Big hard things are getting the culture right - getting people so that they don't commit code that isn't behind a switch (if it changes something, it's gotta go behind a switch). Switches operate down to schema change / sproc levels (additions are permitted). Databases are hard to manage - have filters that switch out / change schemas. If it violates SQL Lint, you'll need to get a DBA to sign off on that. Result is lots of child tables or related tables - it doesn't hurt per se, just looks a bit messy.

When you cross service boundaries, you need to be able to serialise data and carry it with you - switches can change code in multiple locations to allow you to control features (which will typically touch multiple locations). On a related note, Team City has a nice code-coverage feature.

Actual production push is triggered manually, but that's just for the final sign-off.

Tools and Thoughts

Word doc / wiki / dev image which sets up a fresh dev box - "Morning Coffee" (just backup resharper settings to Azure!)

  • Packer / Vagrant / etc.
  • immutable servers (every deployment breaks and rebuilds your server, deletes all the keys etc. Once something is in production, you cannot touch it or reach it - it's totally contained - break off the key in the lock, means that the server is totally contained).
  • It keeps people from putting custom crap in your build.
  • If you're dumping appropriate log data etc., why should you configure it? Just redeploy.

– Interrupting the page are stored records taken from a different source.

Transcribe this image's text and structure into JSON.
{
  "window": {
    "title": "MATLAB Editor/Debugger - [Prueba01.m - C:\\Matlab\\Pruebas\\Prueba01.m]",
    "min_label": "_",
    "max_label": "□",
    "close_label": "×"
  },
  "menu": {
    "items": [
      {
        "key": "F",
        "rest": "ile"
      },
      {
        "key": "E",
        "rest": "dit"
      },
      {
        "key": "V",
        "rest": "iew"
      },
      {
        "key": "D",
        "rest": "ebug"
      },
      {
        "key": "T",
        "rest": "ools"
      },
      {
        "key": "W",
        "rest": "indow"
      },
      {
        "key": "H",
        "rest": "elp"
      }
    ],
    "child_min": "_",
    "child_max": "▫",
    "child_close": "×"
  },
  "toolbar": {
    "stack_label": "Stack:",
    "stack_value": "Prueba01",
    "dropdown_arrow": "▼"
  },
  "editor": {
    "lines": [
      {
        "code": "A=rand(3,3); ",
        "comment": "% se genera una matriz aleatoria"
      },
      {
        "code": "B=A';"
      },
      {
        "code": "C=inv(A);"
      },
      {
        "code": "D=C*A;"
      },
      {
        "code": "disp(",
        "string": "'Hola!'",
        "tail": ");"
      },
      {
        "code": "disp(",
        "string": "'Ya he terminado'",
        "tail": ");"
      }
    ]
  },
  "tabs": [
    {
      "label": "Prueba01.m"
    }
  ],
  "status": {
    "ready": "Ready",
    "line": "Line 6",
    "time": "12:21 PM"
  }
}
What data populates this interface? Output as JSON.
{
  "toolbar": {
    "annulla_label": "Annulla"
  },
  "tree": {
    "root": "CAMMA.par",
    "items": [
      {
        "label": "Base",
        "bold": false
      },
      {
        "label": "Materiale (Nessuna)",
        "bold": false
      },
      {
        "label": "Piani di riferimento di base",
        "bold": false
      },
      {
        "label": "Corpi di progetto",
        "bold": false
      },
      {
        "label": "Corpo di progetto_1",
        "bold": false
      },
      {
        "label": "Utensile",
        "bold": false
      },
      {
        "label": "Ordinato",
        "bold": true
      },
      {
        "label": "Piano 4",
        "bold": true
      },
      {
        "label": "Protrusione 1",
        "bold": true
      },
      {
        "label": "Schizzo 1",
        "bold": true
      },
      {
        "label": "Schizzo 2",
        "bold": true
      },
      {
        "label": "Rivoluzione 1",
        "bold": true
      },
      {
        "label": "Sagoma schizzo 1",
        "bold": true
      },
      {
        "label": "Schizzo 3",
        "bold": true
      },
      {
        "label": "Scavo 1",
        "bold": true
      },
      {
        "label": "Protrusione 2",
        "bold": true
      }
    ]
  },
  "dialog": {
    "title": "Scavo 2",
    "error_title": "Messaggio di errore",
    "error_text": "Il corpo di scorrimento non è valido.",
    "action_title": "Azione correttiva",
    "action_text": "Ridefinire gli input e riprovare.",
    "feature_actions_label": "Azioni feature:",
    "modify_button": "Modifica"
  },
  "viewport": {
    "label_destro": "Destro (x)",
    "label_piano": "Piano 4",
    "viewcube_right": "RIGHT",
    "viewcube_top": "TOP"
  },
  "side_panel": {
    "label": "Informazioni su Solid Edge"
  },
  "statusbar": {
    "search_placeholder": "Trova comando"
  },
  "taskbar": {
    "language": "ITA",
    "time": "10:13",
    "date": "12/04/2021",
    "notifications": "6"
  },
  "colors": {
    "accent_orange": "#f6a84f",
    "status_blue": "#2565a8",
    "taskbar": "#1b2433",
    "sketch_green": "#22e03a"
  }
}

Dealing with MS updates (Morning Coffee)

  • VM that sucks up updates etc. and is the place you clone from.
  • Nothing left to install once you just copy the latest VM - except random custom stuff.

Azure Deployment

  • Management portal for on-premise infrastructure, lets you provision things for on-premise.
  • OS update is just a 1-line attribute change.
  • PaaS (plenty of weaknesses when it comes to infrastructure, but great for just getting applications out into the world and tested)
  • Competitive pricing (no charge for data upload, and a very nice environment for develops to ship applications to, test in, and deliver business value really fast).

TFS

  • Can pull from a whole bunch of sources (e.g. BitBucket, GitHub, Azure, whatever) into Team Foundation Service.
  • Web Deploy option - just runs a web deploy script after it builds and tests.
  • Don't want something fiddle or complex - want something out of the box. Database and schema is still super hard.
  • Worker roles are a well-oiled machine.
  • Ordering build scripts? To do that in TFS involves something like Windows Workflow Foundation -> shell out to a batch file.
  • Do you write a build script, or just TFS build steps; hard to version control (use Rake for .NET)

Octopus Deploy

  • Free license
  • Good at handling application code, but less good at handling databases.
  • Worth also investigating Roundhouse / Deployment Manager

Testing practices within CI

  • Personal branching
  • Feature branching
  • Version branching

Using GitHub

  • GitHub enterprise; pull requests in that space, across teams is an interesting exercise.
  • Integration between GitHub and Team City is pretty good (so long as you're using team repos vs. personal repos). Feature built in a branch, which Team City sees, tests, and green-lights.
  • Using Azure for our build agent (and a sleep trigger, so builds don't occur more than once every 15 minutes)
  • Comparison of GitHub vs. etc. (Github is feature-rich, but PRICY) Enterprise GitHub is distributed as a VM appliance which is run in local virtual environment and updated remotely by GH. 'Spensive.
  • Check out GitLab (Gitorious)
  • Multiple gits to let people push from repo to repo (for staging environments)?
  • 16 teams pushing to various branches (all KanBan), and staying on those branches for various amounts of time before they're ready to merge to master.